Last week (3rd Feb), Dr Lucy Gilliam, Co-Executive Director and Founder at One Planet Port, spoke at the 3rd European Blue Economy Conference in Brussels on the panel “Europe’s Ports: Gateways to Green Growth, Innovation and Competitiveness.” The discussion focused on the EU’s emerging Ports Strategy and how it can shape the future of Europe’s port system.
Gilliam joined Roberto Alberti (CFO and Chief Corporate Officer, Costa), Turi Fiorito (Director, European Federation of Inland Ports), Danique De Jonge (Senior Policy Advisor, European Sea Ports Organisation) and Isabelle Ryckbost (Secretary General, European Sea Ports Organisation) to examine the pivotal role of ports as clean energy hubs, digital gateways, and enablers of circularity—and how EU policy frameworks can support this transition.
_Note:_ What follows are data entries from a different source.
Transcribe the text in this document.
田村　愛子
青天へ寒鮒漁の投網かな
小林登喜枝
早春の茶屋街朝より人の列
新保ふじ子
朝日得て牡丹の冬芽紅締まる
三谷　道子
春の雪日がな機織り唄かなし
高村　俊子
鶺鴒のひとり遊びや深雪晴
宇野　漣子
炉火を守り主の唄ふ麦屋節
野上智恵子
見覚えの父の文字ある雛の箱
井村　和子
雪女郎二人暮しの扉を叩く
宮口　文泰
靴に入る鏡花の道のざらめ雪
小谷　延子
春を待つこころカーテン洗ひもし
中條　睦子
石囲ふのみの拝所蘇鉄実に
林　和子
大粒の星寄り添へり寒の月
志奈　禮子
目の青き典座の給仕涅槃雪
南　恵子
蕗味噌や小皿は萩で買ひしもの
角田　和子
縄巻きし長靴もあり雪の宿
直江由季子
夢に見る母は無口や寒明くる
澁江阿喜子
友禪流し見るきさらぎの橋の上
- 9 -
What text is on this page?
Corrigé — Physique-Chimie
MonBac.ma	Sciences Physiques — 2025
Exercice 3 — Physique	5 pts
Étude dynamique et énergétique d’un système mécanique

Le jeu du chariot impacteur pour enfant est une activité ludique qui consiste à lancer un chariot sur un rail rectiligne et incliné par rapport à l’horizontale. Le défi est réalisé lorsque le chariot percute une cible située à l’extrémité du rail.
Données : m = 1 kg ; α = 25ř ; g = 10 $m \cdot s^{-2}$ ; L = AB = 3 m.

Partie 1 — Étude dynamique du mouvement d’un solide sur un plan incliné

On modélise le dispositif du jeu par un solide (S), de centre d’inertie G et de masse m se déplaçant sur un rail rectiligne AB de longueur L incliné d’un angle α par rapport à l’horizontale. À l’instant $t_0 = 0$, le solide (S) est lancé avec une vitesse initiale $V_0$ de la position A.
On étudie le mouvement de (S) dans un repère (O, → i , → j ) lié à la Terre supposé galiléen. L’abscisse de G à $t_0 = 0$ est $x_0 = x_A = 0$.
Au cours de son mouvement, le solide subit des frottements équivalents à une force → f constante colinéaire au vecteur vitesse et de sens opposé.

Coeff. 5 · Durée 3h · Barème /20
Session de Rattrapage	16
Ports are often described as the “backbone of the economy”—gateways for trade, energy, food, and materials. But as Gilliam shared, they are also places where people live, work, and breathe. Speaking from Rotterdam, Europe’s largest port, she reflected on what it means to grow up next to heavy industry, and what citizen science monitoring has revealed about the air quality and pollution communities experience daily.
If Europe’s Ports Strategy is to deliver long-term competitiveness and sustainability, it must go beyond carbon targets. Ports sit at the intersection of climate, biodiversity, chemical pollution, and nitrogen cycles. True competitiveness in the 21st century means operating within all planetary boundaries, not just improving carbon accounting.
During the panel discussion, Gilliam highlighted three priorities for regenerative port transformation:
- Zero-pollution infrastructure now. Shore power for all vessels at berth, electrified port operations, strong waste reception facilities, and a ban on open-loop scrubbers. The technology exists—implementation is a political and investment choice.
- A just transition with real community power. Ports must retrain and protect workers while ensuring communities have meaningful decision-making authority. Transparency in environmental monitoring and democratic governance are essential to legitimacy and long-term success.
- Rigorous sustainability criteria for alternative fuels. No fuel should receive public support without full lifecycle assessment across climate, nitrogen, biodiversity, chemical pollution, and community health. A fuel cannot be considered “green” if it solves one problem while creating three others.
Rotterdam, as Europe’s largest publicly owned port, has the potential to set a powerful precedent. What happens in major European ports sends signals globally—about which fuels are supported, which technologies scale, and which practices are acceptable.
The conversation in Brussels made one thing clear: Europe’s Ports Strategy will determine whether ports become anchors of extraction—or gateways to regeneration.
At One Planet Port, the choice is clear.